Rosa Parks, a woman I have admired ever since I learned about her as a child. How many of us would have the courage to refuse to take a seat where "white people were seated" at a time when blacks were treated as second class citizens forced to sit at the back of the bus. Imagine the courage it took for a woman to make that decision! Take a serious look at how that decision changed history and how the decisions you make can impact equality and human rights.

Martin Luther King - One of my all time heroes. Growing up, whenever I had the opportunity to listen to the great Martin Luther King, I stopped everything I was doing and was filled with inspiration. I could not believe the courage, the leadership, the wisdom coming from this passionate, intelligent, amazing leader. Every day he risked his LIFE to publicly demand respect and equal opportunity for his people. How many of us take a stand, risking far less, for what is right for those of us around us who are not treated with respect and equality?
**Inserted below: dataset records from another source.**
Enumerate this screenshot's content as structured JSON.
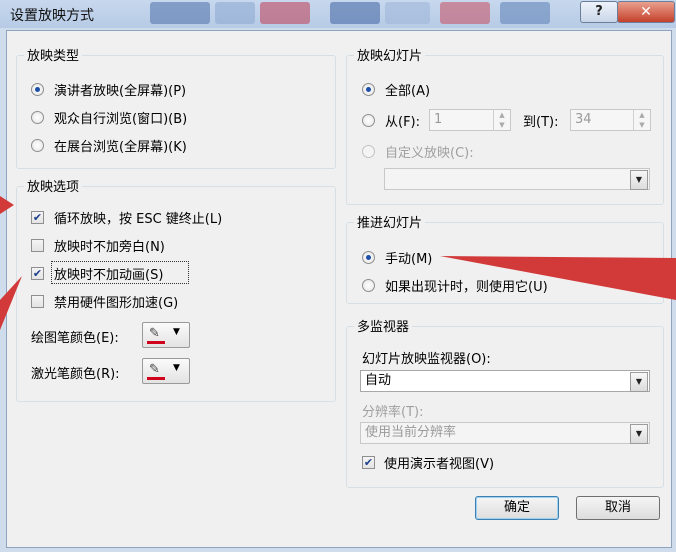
{
  "window": {
    "title": "设置放映方式",
    "help_glyph": "?",
    "close_glyph": "✕"
  },
  "show_type": {
    "legend": "放映类型",
    "options": [
      {
        "label": "演讲者放映(全屏幕)(P)",
        "selected": true
      },
      {
        "label": "观众自行浏览(窗口)(B)",
        "selected": false
      },
      {
        "label": "在展台浏览(全屏幕)(K)",
        "selected": false
      }
    ]
  },
  "show_options": {
    "legend": "放映选项",
    "checks": [
      {
        "label": "循环放映，按 ESC 键终止(L)",
        "checked": true
      },
      {
        "label": "放映时不加旁白(N)",
        "checked": false
      },
      {
        "label": "放映时不加动画(S)",
        "checked": true
      },
      {
        "label": "禁用硬件图形加速(G)",
        "checked": false
      }
    ],
    "pen_color_label": "绘图笔颜色(E):",
    "laser_color_label": "激光笔颜色(R):",
    "pen_color": "#d0021b",
    "laser_color": "#d0021b"
  },
  "show_slides": {
    "legend": "放映幻灯片",
    "all_label": "全部(A)",
    "from_label": "从(F):",
    "from_value": "1",
    "to_label": "到(T):",
    "to_value": "34",
    "custom_label": "自定义放映(C):",
    "custom_value": ""
  },
  "advance": {
    "legend": "推进幻灯片",
    "manual_label": "手动(M)",
    "timing_label": "如果出现计时，则使用它(U)"
  },
  "monitors": {
    "legend": "多监视器",
    "monitor_label": "幻灯片放映监视器(O):",
    "monitor_value": "自动",
    "resolution_label": "分辨率(T):",
    "resolution_value": "使用当前分辨率",
    "presenter_label": "使用演示者视图(V)",
    "presenter_checked": true
  },
  "buttons": {
    "ok": "确定",
    "cancel": "取消"
  },
  "colors": {
    "annotation_arrow": "#d23a3a",
    "accent": "#1d4fa8"
  },
  "icons": {
    "check": "✔",
    "dropdown": "▼",
    "spin_up": "▲",
    "spin_down": "▼",
    "pen": "✎"
  }
}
Shirley Chisholm was the first African American woman elected to the House of Representatives. She was elected in 1968 and represented the state of New York. She broke ground again four years later in 1972 when she was the first major party African American candidate and the first female candidate for president of the United States.

Self-Made Millionaire: Madam C.J. Walker was born on a cotton plantation in Louisiana and became wealthy after inventing a line of African American hair care products. She established Madame C.J. Walker Laboratories and was also known for her philanthropy.
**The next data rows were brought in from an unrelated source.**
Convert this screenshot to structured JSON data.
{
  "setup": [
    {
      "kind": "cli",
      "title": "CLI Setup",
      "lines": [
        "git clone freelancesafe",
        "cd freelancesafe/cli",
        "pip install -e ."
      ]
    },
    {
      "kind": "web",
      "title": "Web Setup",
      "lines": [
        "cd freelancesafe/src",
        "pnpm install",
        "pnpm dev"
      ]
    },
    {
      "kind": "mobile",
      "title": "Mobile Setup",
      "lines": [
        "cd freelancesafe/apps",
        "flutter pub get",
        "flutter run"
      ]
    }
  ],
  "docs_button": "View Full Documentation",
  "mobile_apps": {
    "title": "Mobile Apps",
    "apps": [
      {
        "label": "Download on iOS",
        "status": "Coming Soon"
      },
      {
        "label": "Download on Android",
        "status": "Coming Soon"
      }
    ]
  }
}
Oscar Winner: In 1940, Hattie McDaniel was the first African American performer to win an Academy Award - the film industry's highest honor - for her portrayal of a loyal slave governess in Gone With the Wind.

First Professional Black Baseball Player: On April 5, 1947, Jackie Robinson became the first African American to play Major League Baseball when he joined the Brooklyn Dodgers. He led the league in stolen bases that season and was named Rookie of the Year.

First Black Billionaire: Before Oprah Winfrey and Michael Jordan joined the billionaire's club, Robert Johnson became the first African American billionaire when he sold the cable station he founded, Black Entertainment Television (BET) in 2001

President Barack Obama, the first black President in 2008. How I miss his inspiring Leadership!

Elijah Cummings - My Tribute
It is important to notice that black leaders are examples of women and men, throughout history, taking the most courageous stand for basic human equality.

Each of us must stand shoulder to shoulder with each other to demonstrate to the racists everywhere - in our workplace, our communities - our 100% commitment and support for our black colleagues and their contributions to human rights.